Getin z przeszło miliardowego przychodu prowizyjnego ponad 800 mln zł osiągnął na sprzedaży ubezpieczeń i funduszy inwestycyjnych. W Pekao, trzecim w zestawieniu, źródła wpływów są znacznie bardziej równomiernie rozłożone. Kilka dni temu, po publikacji wyników za I kwartał, Luigi Lovaglio, prezes banku, pytany, w jaki sposób zamierza zahamować utrzymującą się od kilku kwartałów tendencję spadkową w wyniku prowizyjnym, powiedział, że to jest problem całego sektora. Stwierdził, że trudno konkurować na rynku, gdzie inni prześcigają się w oferowaniu darmowych rachunków. Dodał, że Pekao nigdy do nich się nie przyłączył. Widać to w wynikach. Z 2,9 mld zł przychodów ponad połowę — 1,6 mld zł — zapewniły dochody z opłat za prowadzenie rachunku i obsługę kart płatniczych. Na udzielaniu kredytów i pożyczek Pekao zarobił 593 mln zł.
Największy rywal — PKO BP — w rankingu plasuje się dopiero w połowie stawki z 438 zł przychodu prowizyjnego na klienta. W tym banku silnikiem napędzającym wynik są dochody z opłat od kredytów i pożyczek — to 25 proc. z 3,6 mld zł wyniku z prowizji, do czego należy doliczyć opłaty z tytułu ubezpieczeń do nich dołączanych (to kolejne 15 proc.).
Na końcu rankingu znalazła się Nordea, co jest wynikiem modelu biznesowego, koncentrującego się na przychodach odsetkowych. Na prowizjach bank zarobił w 2011 r. tylko 14 proc. tego, co przyniosły odsetki.
Zarób i daj zarobić
Nie wiemy, jakie przychody przyniosły Nordei opłaty od rachunków detalicznych i korporacyjnych. Bank podaje w raporcie tylko wpływy z obsługi kart (podobnie Bank BPH i BNP Paribas). A szkoda, bo ma jeden z najdroższych rachunków na rynku — 10 zł miesięcznie. Przykład BOŚ pokazuje, że w czasach wojny na rachunki i licytowania się, kto klientowi zapłaci więcej za otwarcie konta, można na nim nieźle zarabiać. Bank miał 387 zł z jednego ROR w 2011 r. Na obsłudze rachunków zarobił łącznie 51,8 mln zł, choć trzeba zastrzec, że pod tą pozycją mieszczą się również wpływy z rozliczeń w obrocie krajowym i zagranicznym. Niemniej wysokie miejsce w zestawieniu zaskakuje, ponieważ sztandarowe „Konto bez kantów” banku polega na tym, że aktywny klient może dostać w ramach premii nawet 720 zł rocznie (raczej do osiągnięcia tylko w teorii).
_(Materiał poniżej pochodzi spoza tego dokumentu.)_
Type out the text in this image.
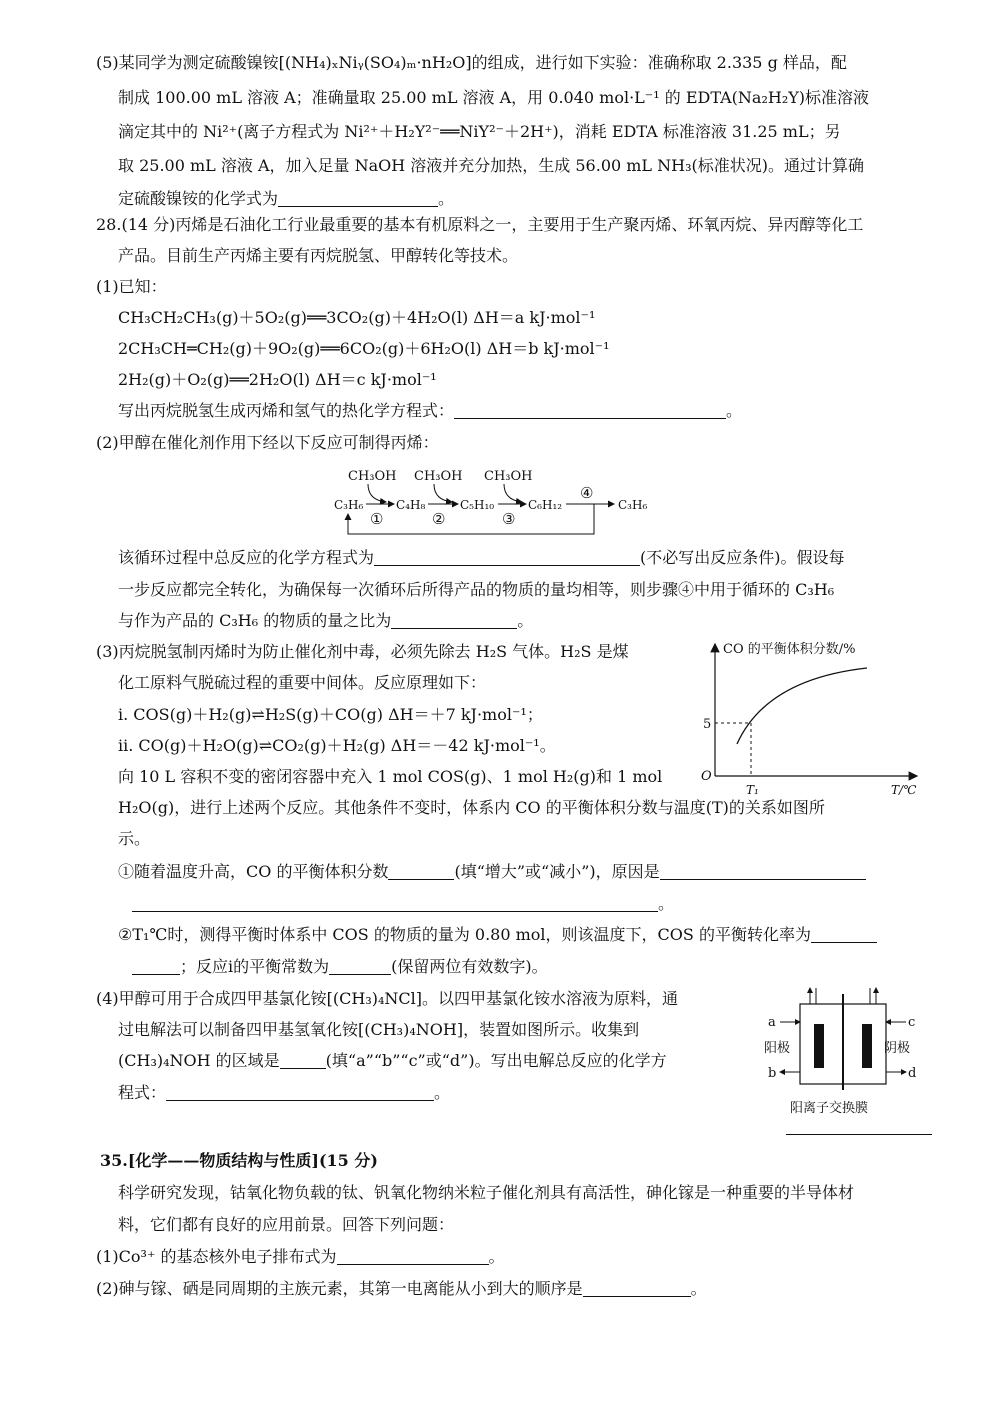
(5)某同学为测定硫酸镍铵[(NH₄)ₓNiᵧ(SO₄)ₘ·nH₂O]的组成，进行如下实验：准确称取 2.335 g 样品，配
制成 100.00 mL 溶液 A；准确量取 25.00 mL 溶液 A，用 0.040 mol·L⁻¹ 的 EDTA(Na₂H₂Y)标准溶液
滴定其中的 Ni²⁺(离子方程式为 Ni²⁺＋H₂Y²⁻══NiY²⁻＋2H⁺)，消耗 EDTA 标准溶液 31.25 mL；另
取 25.00 mL 溶液 A，加入足量 NaOH 溶液并充分加热，生成 56.00 mL NH₃(标准状况)。通过计算确
定硫酸镍铵的化学式为	。
28.(14 分)丙烯是石油化工行业最重要的基本有机原料之一，主要用于生产聚丙烯、环氧丙烷、异丙醇等化工
产品。目前生产丙烯主要有丙烷脱氢、甲醇转化等技术。
(1)已知：
CH₃CH₂CH₃(g)＋5O₂(g)══3CO₂(g)＋4H₂O(l) ΔH＝a kJ·mol⁻¹
2CH₃CH═CH₂(g)＋9O₂(g)══6CO₂(g)＋6H₂O(l) ΔH＝b kJ·mol⁻¹
2H₂(g)＋O₂(g)══2H₂O(l) ΔH＝c kJ·mol⁻¹
写出丙烷脱氢生成丙烯和氢气的热化学方程式：	。
(2)甲醇在催化剂作用下经以下反应可制得丙烯：
CH₃OH CH₃OH CH₃OH
C₃H₆	C₄H₈	C₅H₁₀	C₆H₁₂	C₃H₆
④
①	②	③
该循环过程中总反应的化学方程式为	(不必写出反应条件)。假设每
一步反应都完全转化，为确保每一次循环后所得产品的物质的量均相等，则步骤④中用于循环的 C₃H₆
与作为产品的 C₃H₆ 的物质的量之比为	。
(3)丙烷脱氢制丙烯时为防止催化剂中毒，必须先除去 H₂S 气体。H₂S 是煤
化工原料气脱硫过程的重要中间体。反应原理如下：
ⅰ. COS(g)＋H₂(g)⇌H₂S(g)＋CO(g) ΔH＝＋7 kJ·mol⁻¹；
ⅱ. CO(g)＋H₂O(g)⇌CO₂(g)＋H₂(g) ΔH＝－42 kJ·mol⁻¹。
向 10 L 容积不变的密闭容器中充入 1 mol COS(g)、1 mol H₂(g)和 1 mol
CO 的平衡体积分数/%
5
O
T₁	T/℃
H₂O(g)，进行上述两个反应。其他条件不变时，体系内 CO 的平衡体积分数与温度(T)的关系如图所
示。
①随着温度升高，CO 的平衡体积分数	(填“增大”或“减小”)，原因是
。
②T₁℃时，测得平衡时体系中 COS 的物质的量为 0.80 mol，则该温度下，COS 的平衡转化率为
；反应ⅰ的平衡常数为	(保留两位有效数字)。
(4)甲醇可用于合成四甲基氯化铵[(CH₃)₄NCl]。以四甲基氯化铵水溶液为原料，通
过电解法可以制备四甲基氢氧化铵[(CH₃)₄NOH]，装置如图所示。收集到
(CH₃)₄NOH 的区域是	(填“a”“b”“c”或“d”)。写出电解总反应的化学方
程式：	。
a
b
c
d
阳极	阴极
阳离子交换膜
35.[化学——物质结构与性质](15 分)
科学研究发现，钴氧化物负载的钛、钒氧化物纳米粒子催化剂具有高活性，砷化镓是一种重要的半导体材
料，它们都有良好的应用前景。回答下列问题：
(1)Co³⁺ 的基态核外电子排布式为	。
(2)砷与镓、硒是同周期的主族元素，其第一电离能从小到大的顺序是	。
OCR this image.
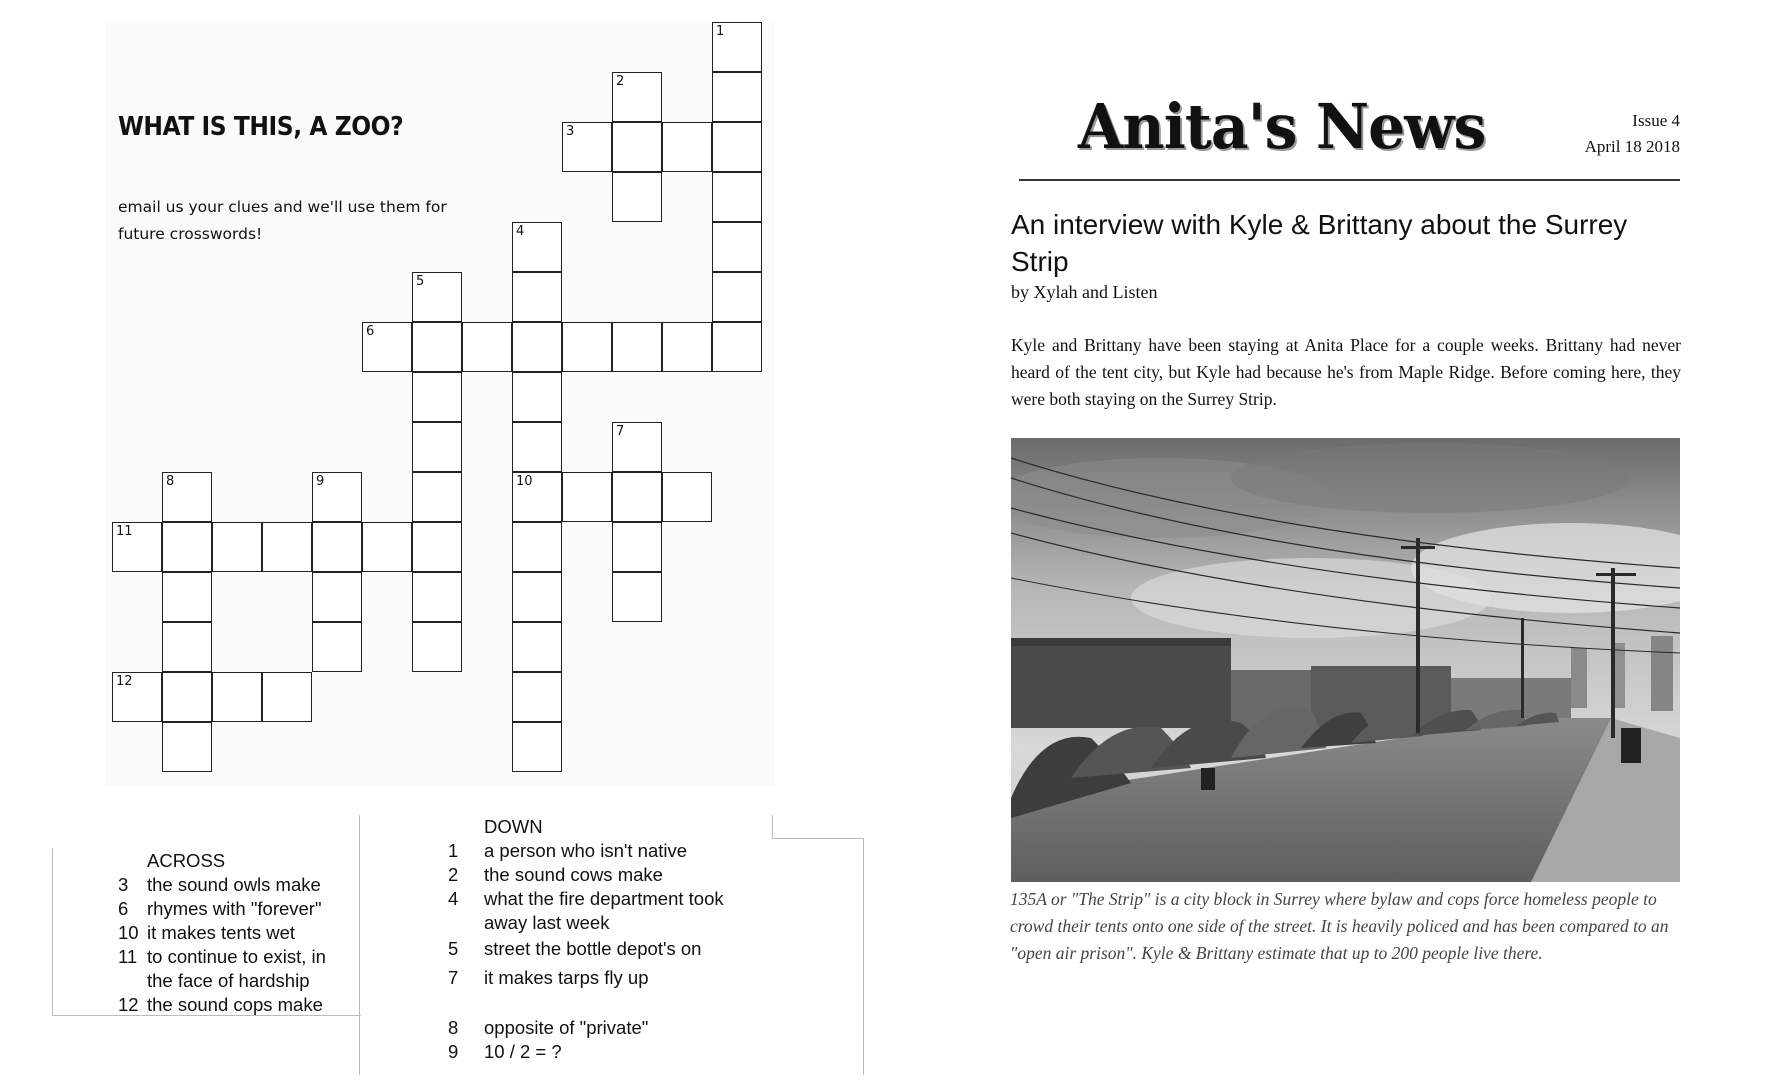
1
2
3
4
10
5
6
7
8	9
11
12
WHAT IS THIS, A ZOO?
email us your clues and we'll use them for future crosswords!
ACROSS
3	the sound owls make
6	rhymes with "forever"
10 it makes tents wet
11 to continue to exist, in
the face of hardship
12 the sound cops make
DOWN
1	a person who isn't native
2	the sound cows make
4	what the fire department took
away last week
5	street the bottle depot's on
7	it makes tarps fly up
8	opposite of "private"
9	10 / 2 = ?
Anita's News	Issue 4
April 18 2018
An interview with Kyle & Brittany about the Surrey Strip
by Xylah and Listen

Kyle and Brittany have been staying at Anita Place for a couple weeks. Brittany had never heard of the tent city, but Kyle had because he's from Maple Ridge. Before coming here, they were both staying on the Surrey Strip.

135A or "The Strip" is a city block in Surrey where bylaw and cops force homeless people to crowd their tents onto one side of the street. It is heavily policed and has been compared to an "open air prison". Kyle & Brittany estimate that up to 200 people live there.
Taka sztuka, żeby płacić klientowi i zarabiać, niespecjalnie udała się Handlowemu oraz Millennium. Pierwszy z nich miał tylko 63,2 zł od ROR, najmniej w całym zestawieniu. Bank od przeszło roku mocno promuje rachunek z kartą płatniczą, która pełni również funkcję karty miejskiej i uprawnia do 10-procentowego zwrotu kosztów nabycia biletu okresowego. Konto jest darmowe po przelaniu na niego 1,5 tys. zł w miesiącu.
W Millennium minimum zwalniające z opłaty to tylko 1 tys. zł. Dodatkowo bank zwraca klientowi 3 proc. wartości zakupów spożywczych opłacanych kartą (nie więcej niż 600 zł rocznie). Promocja napędziła Millennium klientów, bo od lutego 2011 r. nowe rachunki otworzyło 190 tys. osób. Przychody z rachunków spadły jednak z 84,6 zł w 2010 r. do 77,7 zł w roku ubiegłym.
Na czele zestawienia, nie licząc BOŚ, znalazły się same banki z „zasiedziałą” bazą klientów, jak widać raczej nieczułych na opłaty związane z posiadaniem konta. W dolnej części, z mniejszymi przychodami, są uczestnicy wojny na rachunku, którzy bili się o nowych klientów. Wyjątkiem jest Getin. W wojnie udziału nie brał, bazy klientów z długim stażem nie zbudował. I zarobił 77,7 zł na rachunku w 2011 r.